Beaucoup de pressings fonctionnent encore sans logiciel. Un carnet, un ticket papier, WhatsApp pour les commandes, un cahier pour les créneaux. Ça marche, jusqu'à un certain point. La question n'est pas "est-ce qu'un logiciel est nécessaire ?" mais "à partir de quel moment le coût de ne pas en avoir devient-il supérieur au coût d'en adopter un ?"
Ce que la gestion manuelle fait bien
En dessous de 10 à 15 commandes par jour, la gestion papier tient bien. Le boulanger connaît ses clients, le carnet suffit pour les commandes à venir, et le temps passé à "gérer" est minimal. L'avantage principal : zéro coût fixe, zéro apprentissage, zéro dépendance à un outil externe.
Pour un pressing qui n'a pas encore de présence en ligne et dont les clients passent exclusivement en boutique, forcer la transition numérique avant d'en avoir besoin génère de la friction sans bénéfice mesurable.
La gestion manuelle a un avantage souvent sous-estimé : la flexibilité. Un client qui appelle à 19h01 pour une urgence, vous pouvez dire oui sur le carnet sans passer par un système. Un logiciel rigide ferait refuser la commande parce que le créneau est "fermé".
Les signaux d'alerte : quand la gestion manuelle coûte plus qu'elle ne vaut
Il y a cinq situations où continuer sans outil commence à coûter cher :
Les articles en attente s'accumulent. Vous avez des vêtements prêts depuis deux semaines que personne ne vient récupérer, et vous ne savez plus à qui ils appartiennent sans chercher dans le carnet.
Les créneaux créent des conflits. Deux clients ont le même créneau de collecte parce que vous avez noté l'un sur le carnet et l'autre sur WhatsApp. Au-delà de 8-10 collectes par semaine, ça devient systématique.
Vous ratez des commandes hors horaires. Un client veut passer commande le dimanche soir. Vous n'êtes pas disponible. Il commande ailleurs.
La comptabilité est un puzzle mensuel. Reconstituer le chiffre d'affaires du mois depuis les tickets papier et WhatsApp prend plusieurs heures.
Un employé est absent et personne d'autre ne sait où en est quoi.
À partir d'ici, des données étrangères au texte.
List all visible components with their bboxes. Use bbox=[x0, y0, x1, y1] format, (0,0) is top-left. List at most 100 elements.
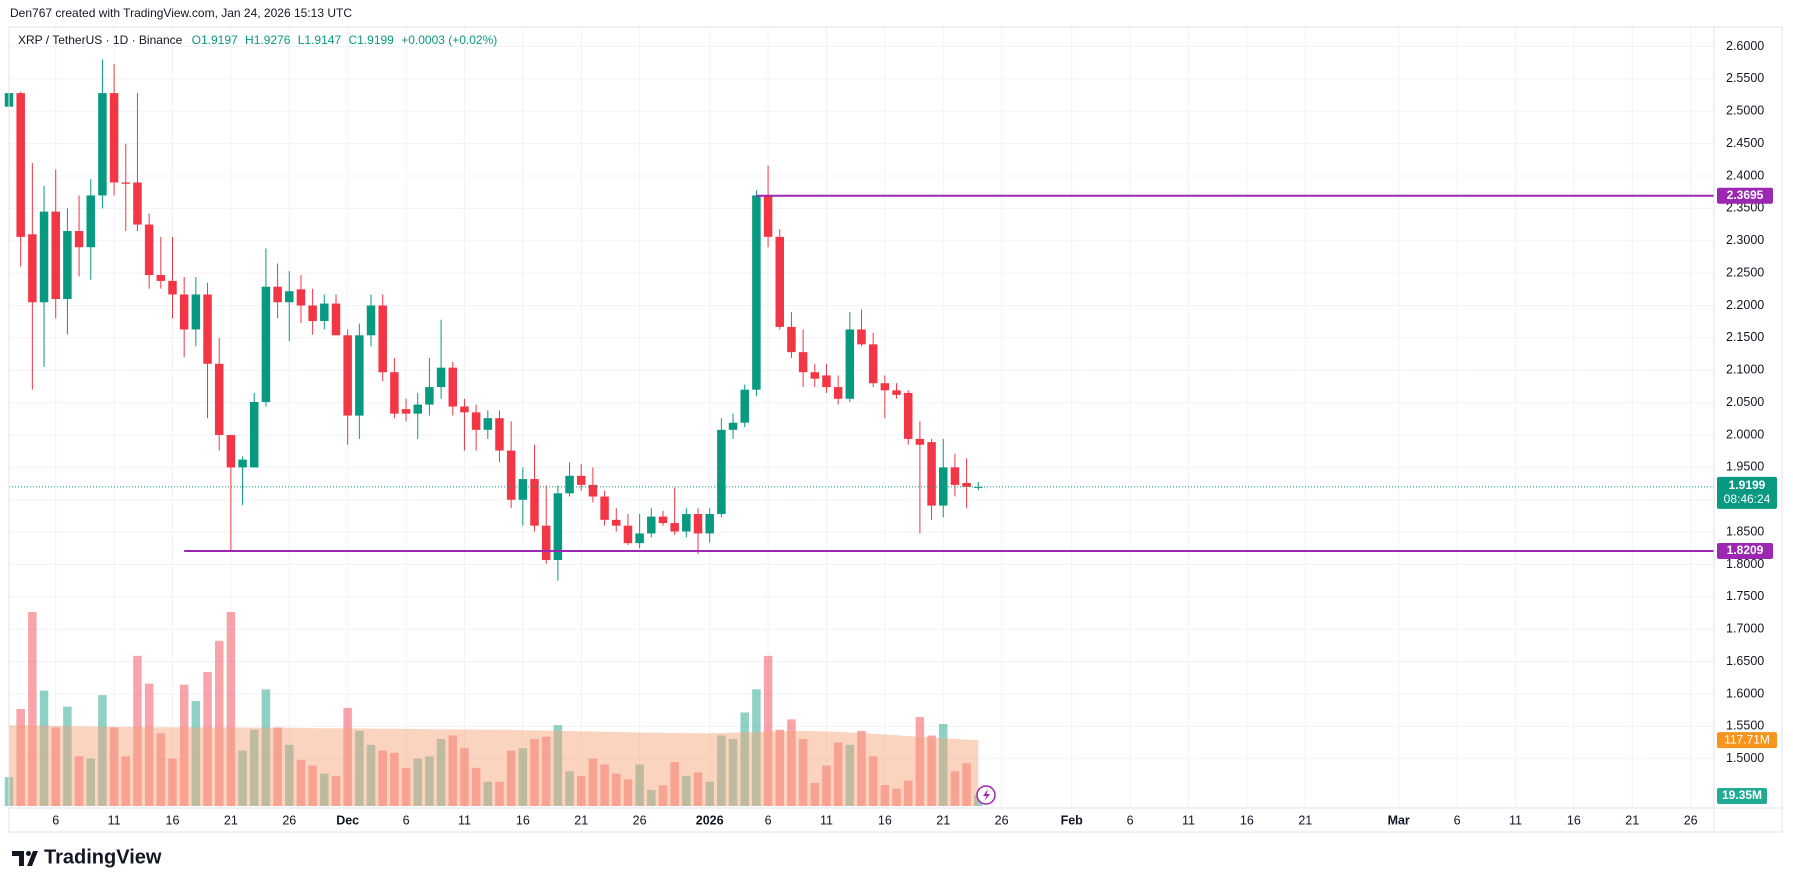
volume-bar bbox=[249, 729, 259, 806]
volume-bar bbox=[390, 752, 399, 806]
candle-body bbox=[647, 516, 656, 534]
x-tick-label: 2026 bbox=[696, 813, 724, 827]
volume-bar bbox=[845, 744, 855, 806]
x-tick-label: 21 bbox=[1625, 813, 1639, 827]
volume-bar bbox=[915, 717, 925, 806]
volume-bar bbox=[576, 775, 586, 806]
x-tick-label: Dec bbox=[336, 813, 359, 827]
candle-body bbox=[553, 493, 563, 560]
x-tick-label: 6 bbox=[1454, 813, 1461, 827]
candle-body bbox=[214, 363, 224, 436]
candle-body bbox=[857, 329, 866, 345]
volume-bar bbox=[950, 771, 960, 806]
x-tick-label: 6 bbox=[52, 813, 59, 827]
level-label-box bbox=[1717, 542, 1773, 559]
countdown-label: 08:46:24 bbox=[1724, 492, 1771, 506]
candle-body bbox=[74, 231, 84, 248]
x-tick-label: 21 bbox=[224, 813, 238, 827]
candle-body bbox=[798, 352, 808, 373]
volume-bar bbox=[401, 767, 411, 806]
volume-bar bbox=[588, 758, 598, 806]
candle-body bbox=[600, 496, 609, 520]
candle-body bbox=[343, 335, 352, 416]
candle-body bbox=[51, 211, 60, 300]
volume-bar bbox=[541, 736, 551, 806]
volume-bar bbox=[495, 781, 504, 806]
candle-body bbox=[121, 182, 131, 184]
volume-bar bbox=[635, 764, 644, 806]
x-tick-label: 6 bbox=[1127, 813, 1134, 827]
volume-bar bbox=[600, 764, 609, 806]
candle-body bbox=[366, 305, 376, 336]
volume-bar bbox=[763, 655, 773, 806]
x-tick-label: 21 bbox=[936, 813, 950, 827]
alert-icon[interactable] bbox=[976, 785, 996, 805]
volume-bar bbox=[378, 750, 387, 806]
candle-body bbox=[915, 438, 925, 445]
x-tick-label: 16 bbox=[1240, 813, 1254, 827]
x-tick-label: 11 bbox=[108, 813, 121, 827]
volume-bar bbox=[623, 779, 633, 806]
candle-body bbox=[833, 387, 843, 399]
volume-bar bbox=[787, 719, 796, 806]
candle-body bbox=[203, 294, 212, 364]
y-tick-label: 2.2000 bbox=[1726, 298, 1764, 312]
volume-ma-area bbox=[9, 725, 979, 806]
y-tick-label: 1.8500 bbox=[1726, 524, 1764, 538]
volume-bar bbox=[109, 727, 119, 806]
volume-bar bbox=[658, 785, 668, 806]
volume-bar bbox=[775, 729, 785, 806]
y-tick-label: 1.5000 bbox=[1726, 751, 1764, 765]
x-tick-label: 26 bbox=[633, 813, 647, 827]
volume-bar bbox=[121, 756, 131, 806]
volume-bar bbox=[331, 775, 341, 806]
y-tick-label: 2.6000 bbox=[1726, 39, 1764, 53]
axes: 1.5000 1.5500 1.6000 1.6500 1.7000 1.7500 1.80… bbox=[52, 39, 1777, 827]
volume-bar bbox=[98, 695, 107, 806]
candle-body bbox=[308, 305, 317, 322]
volume-bar bbox=[28, 612, 37, 806]
level-label: 1.8209 bbox=[1727, 543, 1764, 557]
volume-bar bbox=[612, 773, 621, 806]
x-tick-label: 16 bbox=[516, 813, 530, 827]
candle-body bbox=[285, 291, 294, 303]
candle-body bbox=[86, 195, 95, 248]
candle-body bbox=[133, 182, 142, 225]
volume-bar bbox=[320, 773, 329, 806]
volume-bar bbox=[682, 775, 691, 806]
symbol: XRP / TetherUS · 1D · Binance bbox=[18, 33, 183, 47]
candle-body bbox=[822, 375, 831, 388]
candle-body bbox=[331, 303, 341, 336]
volume-bar bbox=[892, 788, 901, 806]
candle-body bbox=[892, 390, 901, 395]
volume-bar bbox=[938, 724, 948, 806]
y-tick-label: 2.3500 bbox=[1726, 201, 1764, 215]
pane-border bbox=[8, 26, 1783, 833]
candle-body bbox=[460, 406, 469, 413]
volume-bar bbox=[530, 739, 539, 806]
volume-bar bbox=[144, 683, 154, 806]
candle-body bbox=[238, 459, 247, 468]
volume-bar bbox=[868, 756, 878, 806]
candle-body bbox=[845, 329, 855, 399]
close-label: C1.9199 bbox=[348, 33, 394, 47]
volume-bar bbox=[565, 771, 574, 806]
volume-bar bbox=[16, 708, 25, 806]
last-price-label: 1.9199 bbox=[1729, 478, 1766, 492]
volume-bar bbox=[39, 690, 49, 806]
volume-bar bbox=[518, 748, 528, 806]
volume-bar bbox=[168, 758, 177, 806]
volume-bar bbox=[553, 725, 563, 806]
y-tick-label: 1.7000 bbox=[1726, 622, 1764, 636]
volume-bar bbox=[717, 735, 726, 806]
candle-body bbox=[63, 231, 72, 300]
candle-body bbox=[168, 280, 177, 295]
candle-body bbox=[612, 519, 621, 526]
x-tick-label: Feb bbox=[1061, 813, 1084, 827]
volume-bar bbox=[203, 672, 212, 806]
volume-bar bbox=[273, 727, 282, 806]
x-tick-label: 6 bbox=[765, 813, 772, 827]
y-tick-label: 1.7500 bbox=[1726, 589, 1764, 603]
volume-bar bbox=[156, 733, 166, 806]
Toute la gestion est dans une tête ou un carnet impossible à déchiffrer.
La transition : ce qui change vraiment
Pressing sans logiciel
Tickets papier, carnet, WhatsApp. Flexible et sans coût. Limite naturelle autour de 15-20 commandes/jour. La gestion dépend entièrement d'une personne.
Pressing avec outil
Commandes centralisées, historique client, notifications automatiques. Charge mentale réduite. Le système continue de fonctionner si vous n'êtes pas là.
La transition ne demande pas de tout changer en même temps. Commencer par la prise de commande en ligne (WooCommerce + PressFlow) résout déjà les problèmes de commandes hors horaires et de créneaux en conflit. Vous gardez votre gestion physique en boutique comme avant, et vous ajoutez une couche numérique pour les commandes en ligne.
Questions fréquentes
Un pressing sans logiciel peut-il avoir une présence en ligne ?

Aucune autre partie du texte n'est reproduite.